Tangent vector in differential geometry: combining direction and derivative Frederic Schuller explains the directional derivative operator at a point $p$ along a curve $\gamma$ on a manifold $M$ as the linear map $X_{\gamma\ p}: C^\infty (M) \to \mathbb R$ defined as the mapping of a smooth function $f\mapsto (f\circ\gamma)'(0),$ with $0$ being the parameter value at which the curve goes through the point $p.$ He goes on to state that in differential geometry, $X_{\gamma\ p}$ is usually called the tangent vector to the curve $\gamma$ at point $p.$
Immediately afterwards he points out that in differential geometry

There is no longer an independent notion of direction and an independent notion of derivative; there is only the combination of the two.

What does he mean by that?
 A: I think Schuller's statement is misleading. It makes perfectly good sense on a manifold to define a direction at a point to be an equivalence class of nonzero tangent vectors, where two vectors are equivalent if one is a positive scalar multiple of the other. So it is perfectly possible to talk about a "direction" without choosing a specific differentiation operator. 

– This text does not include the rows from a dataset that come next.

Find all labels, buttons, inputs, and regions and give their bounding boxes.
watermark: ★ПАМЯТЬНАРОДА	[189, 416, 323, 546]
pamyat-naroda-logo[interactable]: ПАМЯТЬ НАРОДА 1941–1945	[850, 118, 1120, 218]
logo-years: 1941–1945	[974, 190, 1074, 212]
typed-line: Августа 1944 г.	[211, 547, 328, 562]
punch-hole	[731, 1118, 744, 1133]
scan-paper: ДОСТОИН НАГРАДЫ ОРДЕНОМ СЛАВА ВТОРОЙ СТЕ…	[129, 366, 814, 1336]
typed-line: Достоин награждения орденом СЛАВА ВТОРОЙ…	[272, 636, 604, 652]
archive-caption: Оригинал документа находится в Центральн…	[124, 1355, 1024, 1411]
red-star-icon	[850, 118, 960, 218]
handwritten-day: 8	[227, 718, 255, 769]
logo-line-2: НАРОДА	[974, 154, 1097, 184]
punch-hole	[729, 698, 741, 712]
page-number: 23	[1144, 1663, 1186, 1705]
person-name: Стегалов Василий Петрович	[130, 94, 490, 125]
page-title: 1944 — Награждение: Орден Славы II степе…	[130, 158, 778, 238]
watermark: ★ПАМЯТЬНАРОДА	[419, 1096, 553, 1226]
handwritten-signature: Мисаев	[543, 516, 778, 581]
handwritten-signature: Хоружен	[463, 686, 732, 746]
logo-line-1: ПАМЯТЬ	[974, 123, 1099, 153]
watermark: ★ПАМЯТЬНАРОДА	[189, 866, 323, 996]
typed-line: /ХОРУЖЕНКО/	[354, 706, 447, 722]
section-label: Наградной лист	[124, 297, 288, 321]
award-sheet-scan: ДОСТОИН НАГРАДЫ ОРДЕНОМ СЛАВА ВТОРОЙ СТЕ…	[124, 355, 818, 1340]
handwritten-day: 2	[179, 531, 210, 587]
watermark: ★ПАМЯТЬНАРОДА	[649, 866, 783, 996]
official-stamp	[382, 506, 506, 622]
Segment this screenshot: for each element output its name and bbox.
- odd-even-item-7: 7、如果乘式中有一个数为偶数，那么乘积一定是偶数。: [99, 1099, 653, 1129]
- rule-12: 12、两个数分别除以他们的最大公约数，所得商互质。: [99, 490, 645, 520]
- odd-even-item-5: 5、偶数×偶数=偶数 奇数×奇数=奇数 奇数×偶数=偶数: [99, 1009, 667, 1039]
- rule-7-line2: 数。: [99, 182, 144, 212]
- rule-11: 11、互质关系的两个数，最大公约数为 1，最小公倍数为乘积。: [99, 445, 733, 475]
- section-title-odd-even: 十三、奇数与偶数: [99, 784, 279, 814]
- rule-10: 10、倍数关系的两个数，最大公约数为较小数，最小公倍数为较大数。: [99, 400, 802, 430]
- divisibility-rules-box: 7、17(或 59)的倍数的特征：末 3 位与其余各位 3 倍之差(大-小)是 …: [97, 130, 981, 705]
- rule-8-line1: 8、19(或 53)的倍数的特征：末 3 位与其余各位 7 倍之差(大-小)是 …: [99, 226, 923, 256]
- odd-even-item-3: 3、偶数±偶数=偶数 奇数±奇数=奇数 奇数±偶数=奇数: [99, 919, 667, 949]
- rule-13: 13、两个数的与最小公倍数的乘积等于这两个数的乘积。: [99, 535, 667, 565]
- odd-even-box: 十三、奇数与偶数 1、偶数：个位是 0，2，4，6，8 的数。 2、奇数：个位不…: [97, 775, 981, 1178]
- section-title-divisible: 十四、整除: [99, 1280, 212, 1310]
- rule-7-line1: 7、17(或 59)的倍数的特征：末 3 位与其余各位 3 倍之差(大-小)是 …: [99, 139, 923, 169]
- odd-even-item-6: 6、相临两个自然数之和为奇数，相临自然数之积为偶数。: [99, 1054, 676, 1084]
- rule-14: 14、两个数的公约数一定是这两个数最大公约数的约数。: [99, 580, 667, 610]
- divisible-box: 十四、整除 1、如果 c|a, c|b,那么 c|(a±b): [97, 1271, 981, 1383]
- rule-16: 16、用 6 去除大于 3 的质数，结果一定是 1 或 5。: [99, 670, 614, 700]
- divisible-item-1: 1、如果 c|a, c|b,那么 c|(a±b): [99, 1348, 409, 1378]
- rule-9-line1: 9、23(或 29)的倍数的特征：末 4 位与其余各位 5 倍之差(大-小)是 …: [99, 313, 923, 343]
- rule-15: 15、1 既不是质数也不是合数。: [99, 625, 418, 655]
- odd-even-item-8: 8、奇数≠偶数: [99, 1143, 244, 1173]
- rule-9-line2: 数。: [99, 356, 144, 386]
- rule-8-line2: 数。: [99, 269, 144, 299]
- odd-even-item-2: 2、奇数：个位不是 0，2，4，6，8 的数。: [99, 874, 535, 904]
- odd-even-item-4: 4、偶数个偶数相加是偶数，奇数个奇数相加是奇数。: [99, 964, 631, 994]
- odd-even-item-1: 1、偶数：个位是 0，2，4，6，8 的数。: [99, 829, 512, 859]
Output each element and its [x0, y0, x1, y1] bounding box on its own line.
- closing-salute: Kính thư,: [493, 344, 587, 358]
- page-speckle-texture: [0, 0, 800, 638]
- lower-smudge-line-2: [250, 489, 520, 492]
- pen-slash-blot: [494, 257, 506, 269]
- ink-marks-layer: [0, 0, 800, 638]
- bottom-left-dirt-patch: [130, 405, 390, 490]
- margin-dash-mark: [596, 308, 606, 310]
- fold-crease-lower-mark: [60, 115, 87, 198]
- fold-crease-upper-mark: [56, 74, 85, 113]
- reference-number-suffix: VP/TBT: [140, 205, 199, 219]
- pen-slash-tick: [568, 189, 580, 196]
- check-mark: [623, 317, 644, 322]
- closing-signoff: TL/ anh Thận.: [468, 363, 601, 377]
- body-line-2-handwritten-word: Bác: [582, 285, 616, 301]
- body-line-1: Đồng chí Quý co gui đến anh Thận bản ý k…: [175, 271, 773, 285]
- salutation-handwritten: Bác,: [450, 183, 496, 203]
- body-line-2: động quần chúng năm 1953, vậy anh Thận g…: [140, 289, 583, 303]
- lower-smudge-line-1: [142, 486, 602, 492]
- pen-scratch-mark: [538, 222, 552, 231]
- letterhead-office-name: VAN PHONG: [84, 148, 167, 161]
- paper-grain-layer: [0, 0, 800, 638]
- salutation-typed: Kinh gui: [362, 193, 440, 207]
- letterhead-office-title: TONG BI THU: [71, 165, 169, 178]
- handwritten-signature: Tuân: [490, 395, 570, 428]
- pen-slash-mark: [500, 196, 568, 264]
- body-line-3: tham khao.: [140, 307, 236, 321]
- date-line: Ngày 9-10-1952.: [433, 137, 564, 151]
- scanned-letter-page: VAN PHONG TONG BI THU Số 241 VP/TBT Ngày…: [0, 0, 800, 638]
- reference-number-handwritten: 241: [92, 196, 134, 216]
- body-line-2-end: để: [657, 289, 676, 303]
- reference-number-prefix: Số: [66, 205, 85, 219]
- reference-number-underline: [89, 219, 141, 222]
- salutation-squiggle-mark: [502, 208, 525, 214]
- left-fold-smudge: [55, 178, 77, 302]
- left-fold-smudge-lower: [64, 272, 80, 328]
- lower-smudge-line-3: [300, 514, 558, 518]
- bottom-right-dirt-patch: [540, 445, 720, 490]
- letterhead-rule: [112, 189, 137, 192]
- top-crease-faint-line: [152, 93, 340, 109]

On the other hand, there are many natural differentiation operators on a smooth manifold that do not refer to any specific direction. The most common example is the differential of a smooth real-valued function. 
However, what is true is that before you can talk about "directions" on a smooth manifold, you have to define tangent vectors, and the definition of a tangent vector typically entails some sort of differentiation. 
A: He has just defined direction (tangent vector) in terms of derivatives (the directional derivative operator). So the two are always going to be connected in this formulation of the theory. This is different from Euclidean space, where direction is independent of derivatives.